From 1984 to 1986, Mical worked for Amiga Corporation and then Commodore International on the development of the Amiga 1000 and later models. He created various development tools and the animation system software. He developed Intuition, the Amiga user interface system software.

From 1987 to 1989, he was vice-president of game technology at Epyx, reuniting with two ex-Amiga employees: Dave Needle and Dave Morse. He co-developed the first color handheld console, internally named "Handy." He was the co-designer of the hardware and put together run-time libraries, a debugger, art and audio tools, and an emulator. The system was acquired by Atari Corporation and brought to market as the Atari Lynx in 1989. He did some design for the launch titles Blue Lightning and Electrocop.

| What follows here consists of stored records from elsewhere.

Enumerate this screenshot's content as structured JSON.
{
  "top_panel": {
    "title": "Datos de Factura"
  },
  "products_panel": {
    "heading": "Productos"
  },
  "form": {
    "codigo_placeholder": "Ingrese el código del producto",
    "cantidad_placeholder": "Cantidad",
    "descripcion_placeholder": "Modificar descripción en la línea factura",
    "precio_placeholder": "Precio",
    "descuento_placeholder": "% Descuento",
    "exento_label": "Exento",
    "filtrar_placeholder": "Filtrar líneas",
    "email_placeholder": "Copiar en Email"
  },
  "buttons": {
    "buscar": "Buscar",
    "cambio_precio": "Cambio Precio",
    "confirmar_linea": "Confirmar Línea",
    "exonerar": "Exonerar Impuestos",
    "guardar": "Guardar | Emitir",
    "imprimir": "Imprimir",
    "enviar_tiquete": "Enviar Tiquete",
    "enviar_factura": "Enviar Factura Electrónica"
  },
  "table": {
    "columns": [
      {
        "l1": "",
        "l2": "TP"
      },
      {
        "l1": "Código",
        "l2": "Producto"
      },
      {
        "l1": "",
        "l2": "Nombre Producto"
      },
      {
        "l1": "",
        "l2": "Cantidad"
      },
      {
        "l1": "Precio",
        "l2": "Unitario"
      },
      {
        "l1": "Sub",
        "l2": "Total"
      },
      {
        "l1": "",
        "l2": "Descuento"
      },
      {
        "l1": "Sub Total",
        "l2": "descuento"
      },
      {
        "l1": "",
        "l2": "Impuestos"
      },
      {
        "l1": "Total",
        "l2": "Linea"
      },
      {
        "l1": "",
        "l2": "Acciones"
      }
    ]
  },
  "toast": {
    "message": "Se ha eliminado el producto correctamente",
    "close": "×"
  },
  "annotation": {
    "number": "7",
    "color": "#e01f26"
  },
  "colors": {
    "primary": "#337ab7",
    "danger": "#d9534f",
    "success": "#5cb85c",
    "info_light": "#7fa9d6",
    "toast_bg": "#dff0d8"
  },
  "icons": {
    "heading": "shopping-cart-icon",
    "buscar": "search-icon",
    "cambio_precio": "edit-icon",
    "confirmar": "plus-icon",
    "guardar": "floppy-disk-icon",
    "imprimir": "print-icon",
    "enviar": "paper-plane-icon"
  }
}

In 1990, Mical co-founded New Technology Group (NTG), a company established to create a new game system, working again with Needle and Morse. Mical co-designed the hardware and headed the creation of the system's multitasking operating system, Portfolio. The company later merged with The 3DO Company and their technology became the base of the 32-bit console 3DO Interactive Multiplayer.

From 1996 to 2005, Mical worked on mobile and online projects. In 1996 and 1997, Mical was part of the creation of a joint company effort, joining Prolific and founding Glassworks, which developed online games. In 1998 and 1999, he was as consultant for Rjave. In 2000 and 2001, he was vice president of software at Red Jade which was developing a handheld console. In 2001 and 2002, he was chief architect of Fathammer, a company which provided software development and runtime technology for the creation of 3D games on mobile phones. In 2003 and 2004, Mical was the vice president of software at Global VR, a company that created arcade versions of home games.

From 2005 to 2011, he was employed by Sony Computer Entertainment working on developer tools for the PlayStation 3 and PlayStation Vita. Since 2011 he has worked on software games and inventions with his own company, Arjinx. He was hired to be Director of Games at Google in 2012.